Наступление на Барановичи стало очередным провалом русской стратегической мысли, ибо удар по австрийцам напрашивался сам собой и действительно фигурировал в размышлениях Начальника Штаба Верховного Главнокомандующего ген. М. В. Алексеева. Но одновременно это стало и провалом русской дипломатии и внешней политики: отказ от переноса главного удара против австрийцев, принятый под давлением англо-французов, самым решительным образом подготовил грядущую катастрофу русской монархии в феврале 1917 года.
Расклад политических сил внутри Российской империи, настроения широких масс населения, социальный фактор села и города, состояние железнодорожного транспорта и зависящее от этого продовольственное и топливное снабжение в своей совокупности требовали победы уже в 1916 году. Здесь имеется в виду не только безусловная победа, как окончание войны на выгодных для России условиях, но и та решающе-частная победа Действующей армии, которая в глазах всего российского социума отчетливо прорисовывалась бы как прелюдия к несомненной победе в 1917 году. Такой победы Ставка дать не смогла.
Так что вина самой Ставки в чисто военном отношении ничуть не меньшая, нежели внешнеполитический провал правительства. Неподготовленное наступление во главе с не верившими в успех командирами и не могло дать тех решительных результатов, что должны были бы быть присущи итогам главного удара на Восточном фронте в кампании 1916 года. Мало того, что к Февральской революции на своих местах остались все те же люди, что бездарно провалили наступление в районе озера Нарочь за три месяца до Барановичей, но Ставка даже и не сумела скоординировать действия фронтов, предпочитая плестись в хвосте решений, принимаемых фронтовыми командованиями. Как абсолютно точно заметил по этому поводу А. А. Керсновский, «решение Ставки нанести главный удар Западным фронтом в самое крепкое место неприятельского расположения – и это несмотря на неудачу Нарочского наступления – было едва ли не самым большим стратегическим абсурдом Мировой войны. И то, что это решение было навязано союзниками, лишь отягчает вину русской Ставки перед Россией и русской армией» [175].
Зимняя оперативная пауза позволила войскам отдохнуть, пополниться, получить технику и боеприпасы. Теперь следовало вновь переводить войну в маневренную плоскость и гнать врага на запад точно так же, как в 1915 году русские откатывались на восток. Сделать этого русское командование всех степеней не смогло. Но и более того – после провала Барановичского удара армии Западного фронта более не предпринимали масштабных операций. Это значит, что, за исключением двадцати дней Барановичской наступательной операции и нескольких небольших боев в каждой армии Северного и Западного фронтов, громадная масса войск, сосредоточенная севернее Полесья, простаивала в течение года.

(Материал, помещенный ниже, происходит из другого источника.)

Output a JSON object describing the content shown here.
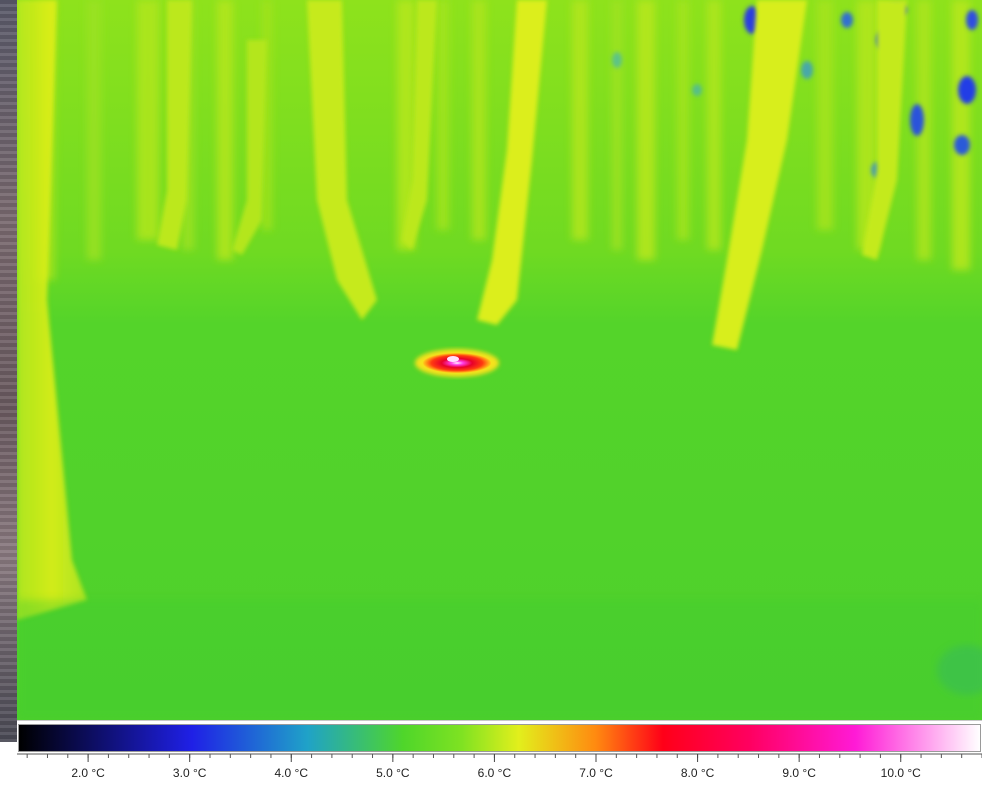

Между тем массовая психология так настроена, что не выносит длительного бездействия, которое воспринимается как бесполезный акт, нацеленный только разве что на увеличение жертв. Ведь позиционная борьба не может быть воспринимаема как ведущая к победе. А собственные потери всегда представляются тяжелее, нежели потери невидимого противника, засевшего в траншеях напротив. Вышло, что армии двух фронтов, зная, что южнее разворачиваются широкомасштабные сражения, оставались вне боевых действий в течение полутора лет (с октября 1915 до марта 1917 года).
Неудивительно, что Северный и Западный фронты в ходе Великой Русской революции разлагались быстрее Юго-Западного и Румынского фронтов. И дело не только в близости революционных центров (Петроград, Москва, Рига, Минск). Дело еще и в отупении от непрерывного бездействия, от тяжелых окопных работ без сражений, от ощущения бессмысленности своего пребывания на фронте. Это явление затронуло около трех миллионов солдат Действующей армии севернее Полесья. В. П. Катаев, батарея которого в конце июля перебрасывалась с Западного фронта в Румынию, отметил: «Ведь я сам вместе со всеми батарейцами проклинал утомительную позиционную войну, сидение на одном месте, надоедавшее до последней степени, неизвестно когда этот кошмар кончится. И вот он кончился. По-видимому, для нас кончилась позиционная война, и наконец-то начнется война веселая, полевая, с быстрыми передвижениями, как и подобает войне наступательной, победоносной» [176].